The telltale gravitational signature of supermassive black holes merging has been detected by astronomers for the first time.
Originally proposed by Albert Einstein as a consequence of his General Theory of Relativity, gravitational waves are ripples in the fabric of space-time that carry energy across the universe.
After years of struggling to pick up direct evidence of the phenomenon, a team of researchers at the Advanced Laser Interferometer Gravitational-Wave Observatory (LIGO) finally succeeded in detecting gravitational waves for the first time back in February 2016.

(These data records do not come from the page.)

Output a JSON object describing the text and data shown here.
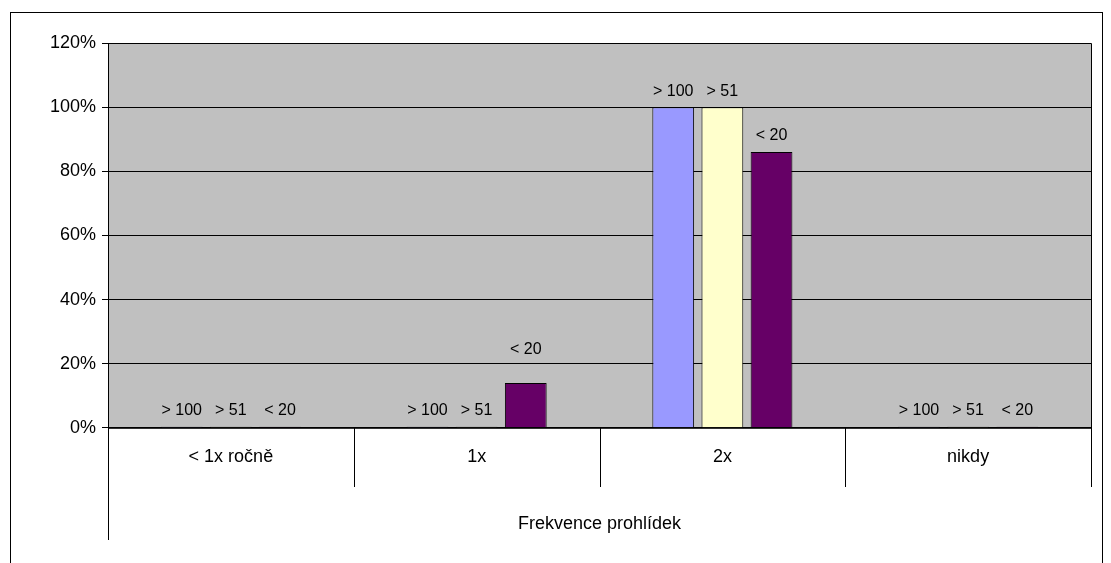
{
  "chart_data": {
    "type": "bar",
    "xlabel": "Frekvence prohlídek",
    "categories": [
      "< 1x ročně",
      "1x",
      "2x",
      "nikdy"
    ],
    "series": [
      {
        "color": "#9999ff",
        "values": [
          0,
          0,
          100,
          0
        ],
        "value_labels": [
          "> 100",
          "> 100",
          "> 100",
          "> 100"
        ]
      },
      {
        "color": "#ffffcc",
        "values": [
          0,
          0,
          100,
          0
        ],
        "value_labels": [
          "> 51",
          "> 51",
          "> 51",
          "> 51"
        ]
      },
      {
        "color": "#660066",
        "values": [
          0,
          14,
          86,
          0
        ],
        "value_labels": [
          "< 20",
          "< 20",
          "< 20",
          "< 20"
        ]
      }
    ],
    "ylim": [
      0,
      120
    ],
    "yticks": [
      {
        "value": 0,
        "label": "0%"
      },
      {
        "value": 20,
        "label": "20%"
      },
      {
        "value": 40,
        "label": "40%"
      },
      {
        "value": 60,
        "label": "60%"
      },
      {
        "value": 80,
        "label": "80%"
      },
      {
        "value": 100,
        "label": "100%"
      },
      {
        "value": 120,
        "label": "120%"
      }
    ],
    "grid": "y",
    "legend": false
  }
}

So impressive was this feat that the team behind the breakthrough, Rainer Weiss, Barry Barish and Kip Thorne, earned themselves a Nobel Prize in physics the following year.
Now, more than seven years later, astronomers have revealed that, for the first time, they have succeeded in picking up the low-frequency ripples in the fabric of spacetime indicative of supermassive black holes merging together somewhere out in deep space.
Weighing in at several billion times the mass of the Sun, supermassive black holes are typically found at the center of galaxies and are a phenomenon that remain shrouded in mystery.
By picking up their gravitational waves, physicists hope to learn more about them.
“The results presented today mark the beginning of a new journey into the universe to unveil some of its unsolved mysteries,” said Dr Michael Keith of the Jodrell Bank Center for Astrophysics.
“We are incredibly excited that after decades of work by hundreds of astronomers and physicists around the world, we are finally seeing the signature of gravitational waves from the distant universe.”